Take home lesson: Test, Learn, Adapt
The strength of this approach to the development and implementation of policy and regulation is that different interventions can be tested within the population you seek to target. The lessons learnt from these tests may help you to refine and adapt the interventions, test them again, and finally implement that intervention that has proven to result in the best outcomes.
While RCTs will not always be possible because of resource constraints or ethical considerations, it is relevant to note that they allow for the testing of many new regulatory interventions—whether they build on insights from the behavioural sciences or not. If you wish to hear more about RCTs, here is an excellent BBC Radio 4 documentary on how to use them to test government policy and regulation. And if you are interested in reading more about this specific approach developing policy and regulation, the UK BIT’s document Test, Learn, Adapt is a good starting point.

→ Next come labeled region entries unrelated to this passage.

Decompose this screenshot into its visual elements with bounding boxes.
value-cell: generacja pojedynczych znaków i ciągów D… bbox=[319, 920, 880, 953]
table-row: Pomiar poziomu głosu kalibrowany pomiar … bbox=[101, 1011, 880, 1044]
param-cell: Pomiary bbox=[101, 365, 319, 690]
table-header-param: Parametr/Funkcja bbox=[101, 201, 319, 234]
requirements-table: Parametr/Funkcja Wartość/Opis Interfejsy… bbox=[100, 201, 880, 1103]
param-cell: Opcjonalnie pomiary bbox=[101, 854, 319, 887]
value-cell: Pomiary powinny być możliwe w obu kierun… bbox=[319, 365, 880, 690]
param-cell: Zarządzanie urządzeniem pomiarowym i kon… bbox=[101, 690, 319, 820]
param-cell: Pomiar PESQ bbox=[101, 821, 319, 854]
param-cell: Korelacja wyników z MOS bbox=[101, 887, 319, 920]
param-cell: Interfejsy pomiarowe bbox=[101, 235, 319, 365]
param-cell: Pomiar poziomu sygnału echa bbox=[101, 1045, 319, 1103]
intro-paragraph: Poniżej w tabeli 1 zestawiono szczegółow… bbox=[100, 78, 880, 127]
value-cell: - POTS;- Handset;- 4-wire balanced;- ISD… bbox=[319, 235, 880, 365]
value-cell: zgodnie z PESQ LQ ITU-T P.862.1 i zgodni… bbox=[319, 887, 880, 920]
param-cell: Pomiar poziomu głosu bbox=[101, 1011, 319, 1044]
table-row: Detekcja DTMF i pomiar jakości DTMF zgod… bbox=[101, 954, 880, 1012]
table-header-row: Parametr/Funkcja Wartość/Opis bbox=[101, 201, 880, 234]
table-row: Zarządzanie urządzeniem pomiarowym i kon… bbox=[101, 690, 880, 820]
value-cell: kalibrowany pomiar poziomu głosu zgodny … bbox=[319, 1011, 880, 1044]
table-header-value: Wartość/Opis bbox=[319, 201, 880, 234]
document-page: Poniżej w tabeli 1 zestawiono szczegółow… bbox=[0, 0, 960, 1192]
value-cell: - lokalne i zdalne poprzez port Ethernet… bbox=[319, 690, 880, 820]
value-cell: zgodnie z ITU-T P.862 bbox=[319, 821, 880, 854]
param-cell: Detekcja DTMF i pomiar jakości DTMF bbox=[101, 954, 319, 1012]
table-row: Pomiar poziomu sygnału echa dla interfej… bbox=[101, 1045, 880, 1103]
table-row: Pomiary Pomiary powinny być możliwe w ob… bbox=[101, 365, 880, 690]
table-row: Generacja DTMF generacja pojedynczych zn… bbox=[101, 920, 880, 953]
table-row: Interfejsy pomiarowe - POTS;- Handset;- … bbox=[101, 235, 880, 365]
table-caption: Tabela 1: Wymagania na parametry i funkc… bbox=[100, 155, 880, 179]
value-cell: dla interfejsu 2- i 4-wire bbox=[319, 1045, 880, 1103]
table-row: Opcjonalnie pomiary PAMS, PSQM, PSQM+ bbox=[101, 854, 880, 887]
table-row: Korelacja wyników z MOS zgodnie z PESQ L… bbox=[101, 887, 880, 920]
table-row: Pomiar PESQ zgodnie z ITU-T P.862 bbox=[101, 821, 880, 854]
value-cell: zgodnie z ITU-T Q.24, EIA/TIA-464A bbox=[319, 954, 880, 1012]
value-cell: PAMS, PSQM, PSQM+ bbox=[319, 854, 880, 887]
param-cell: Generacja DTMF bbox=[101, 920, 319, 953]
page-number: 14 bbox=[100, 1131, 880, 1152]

Another advantage of systematically testing new regulatory interventions is that it helps to draw lessons across them. Combining insights across its trials, the UK BIT has over the years also published reports that seek to aid the application of insights from the behavioural sciences in policy and regulatory practice. Some relevant are MINDSPACE, EAST and Behavioural Government. MINDSPACE is a mnemonic for nine of the most robust behavioural influences: Messenger, Incentives, Norms, Defaults, Salience, Priming, Affect, Commitments, Ego. EAST is a mnemonic to capture that when seeking to change behaviours, it should be made Easy, Attractive, Social and Timely. Behavioural Government, finally, applies insights from the behavioural sciences to policymaking.
 The Nudge-unit that was launched under the Obama Government has been merged into the Office of Evaluation Sciences under the Trump Government.
 Loewenstein, G., Sunstein, C. R., & Golman, R. (2014). Disclosure: Psychology Changes Everything. Annual Review of Economics, v6, 6, 391-419.
 Osman, M. et al. (2018) Learning lessons: How to practice nudging around the world. Journal of Risk Research, DOI: 10.1080/13669877.2018.1517127.